Dr. Tyson adds layers of details and nuance to this learning in his lectures and in the deep reading assignments we do. A few memorable quotes from his lectures include:

  • People make history but not under the circumstances of their own choosing,
  • We use history to unfold where we are in it,
  • Politics involves the negotiation of how stuff gets divided up,
  • “Stable” society is defined by what is “normal”,
  • The struggle of humanity against power is the struggle of memory over the past, and
  • History is made by people who bend and shape the present to create the future.

Lots to digest there – the stretching and unfolding of our American culture, past, present, and future. In the context of our past, how do we influence what comes next? What are our tangible responses to do justice, love mercy, and walk humbly with our God? How do we "serve as a channel of reconciliation in a world in love with divisions”?

These divisions cause tensions, the tensions that sometimes accumulate to an avalanche level. These tensions can be exhausting unless we look at them with the future in mind. A colleague recently said: “I once asked an organizer who was working his entire life for racial and social justice whether he became discouraged. He replied, it is not the destination, it is how I choose to live my life.”

What wave or wind calls us into action like Pauline Knight-Ofosu? She said the church was the heart of the movement in those days. Dian Nash, another Freedom Rider, who was asked personally by the Kennedy administration to stand down, to not continue the ride, says that the Riders carried on, because even under threat of death, they knew continuing was the loving thing to do.

I want to end with one final quote, from Rev. Dr. Pauli Murray: “When my brothers try to draw a circle to exclude me I shall draw a larger circle to include them.”

What can we do, what can community do, what can our government do, to bring nonviolence to bear in the tensions in the world? How big of a circle will we draw? What busses are pulling up, ready to board? What carefully crafted call are we singing? And how do we want to respond?

Musical Reflection: Wade in the Water

Prayer of Confession

Holy God, we admit to You that all is not right – in our hearts and in our world, We look to the darkness and not to the light.

We look for what is broken, and not at what is being mended. We look to criticize and not to praise.

We look at ourselves and not to You.

Turn us around so that we look at the possibility, at hope, at promise, at grace, at healing, at love.

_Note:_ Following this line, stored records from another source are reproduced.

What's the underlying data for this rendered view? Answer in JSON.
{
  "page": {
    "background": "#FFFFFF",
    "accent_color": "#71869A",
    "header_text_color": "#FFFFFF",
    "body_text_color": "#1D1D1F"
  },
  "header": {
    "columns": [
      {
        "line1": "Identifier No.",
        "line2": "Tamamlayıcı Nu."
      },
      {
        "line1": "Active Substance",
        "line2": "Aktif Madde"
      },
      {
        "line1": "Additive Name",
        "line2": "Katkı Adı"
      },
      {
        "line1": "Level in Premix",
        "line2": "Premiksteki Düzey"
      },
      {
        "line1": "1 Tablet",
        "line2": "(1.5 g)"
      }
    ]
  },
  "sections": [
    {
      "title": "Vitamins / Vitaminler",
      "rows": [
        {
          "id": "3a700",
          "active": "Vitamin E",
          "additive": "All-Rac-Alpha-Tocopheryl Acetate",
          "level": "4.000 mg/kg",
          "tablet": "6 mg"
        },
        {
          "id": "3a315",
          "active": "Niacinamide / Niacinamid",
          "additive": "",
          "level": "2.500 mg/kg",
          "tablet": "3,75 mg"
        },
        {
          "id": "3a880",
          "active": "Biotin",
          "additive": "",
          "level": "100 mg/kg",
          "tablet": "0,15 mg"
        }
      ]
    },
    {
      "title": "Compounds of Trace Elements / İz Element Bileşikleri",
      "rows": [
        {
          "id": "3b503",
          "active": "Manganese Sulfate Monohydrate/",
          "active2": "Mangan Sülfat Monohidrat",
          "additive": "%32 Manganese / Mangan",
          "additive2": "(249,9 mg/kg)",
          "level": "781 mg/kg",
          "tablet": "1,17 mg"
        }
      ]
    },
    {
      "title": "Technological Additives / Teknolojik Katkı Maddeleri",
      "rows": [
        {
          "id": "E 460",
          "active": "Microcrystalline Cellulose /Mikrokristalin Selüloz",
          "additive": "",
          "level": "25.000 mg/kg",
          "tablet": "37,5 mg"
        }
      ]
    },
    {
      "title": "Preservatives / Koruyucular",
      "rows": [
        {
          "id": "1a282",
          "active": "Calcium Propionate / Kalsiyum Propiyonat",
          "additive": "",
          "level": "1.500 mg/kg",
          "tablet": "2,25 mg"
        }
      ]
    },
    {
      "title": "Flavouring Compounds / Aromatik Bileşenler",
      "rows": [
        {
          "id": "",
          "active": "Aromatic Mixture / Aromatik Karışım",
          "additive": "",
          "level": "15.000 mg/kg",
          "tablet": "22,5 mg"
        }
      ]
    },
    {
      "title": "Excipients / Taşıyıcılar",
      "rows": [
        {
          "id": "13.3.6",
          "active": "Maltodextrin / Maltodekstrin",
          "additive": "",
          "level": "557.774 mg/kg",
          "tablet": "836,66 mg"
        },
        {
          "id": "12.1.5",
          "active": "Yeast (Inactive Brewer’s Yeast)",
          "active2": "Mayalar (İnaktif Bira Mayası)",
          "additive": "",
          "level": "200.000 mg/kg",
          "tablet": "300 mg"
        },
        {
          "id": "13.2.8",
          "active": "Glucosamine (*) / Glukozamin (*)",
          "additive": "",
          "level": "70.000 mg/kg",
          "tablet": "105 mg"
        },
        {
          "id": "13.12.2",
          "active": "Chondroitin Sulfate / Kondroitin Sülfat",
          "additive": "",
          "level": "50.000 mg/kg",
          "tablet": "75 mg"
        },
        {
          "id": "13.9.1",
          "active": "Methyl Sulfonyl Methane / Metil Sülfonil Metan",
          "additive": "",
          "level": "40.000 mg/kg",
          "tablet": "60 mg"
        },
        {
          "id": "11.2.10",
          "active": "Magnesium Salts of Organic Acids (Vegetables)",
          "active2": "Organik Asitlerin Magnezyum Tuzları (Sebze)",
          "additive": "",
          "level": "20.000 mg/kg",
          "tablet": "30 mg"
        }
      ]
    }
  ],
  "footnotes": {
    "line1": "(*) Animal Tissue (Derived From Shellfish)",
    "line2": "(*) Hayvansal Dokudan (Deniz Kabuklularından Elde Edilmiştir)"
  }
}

This we pray in the strong name of Jesus. Amen.

– Beth Merrill Neel

Words of Assurance

You servants of the most high God, do not be afraid. For with God there is great mercy to forgive and there is great power to transform. So may the peace of Christ dwell within you. Amen.

– spaciousfaith.com


Benediction in Unison

Holy One, open our eyes. Help us embrace our ugly and inspiring past and present. Make us active, powerful and inviting instruments of peace and justice today. Let us share extravagant love far and wide, and long into the future. Amen.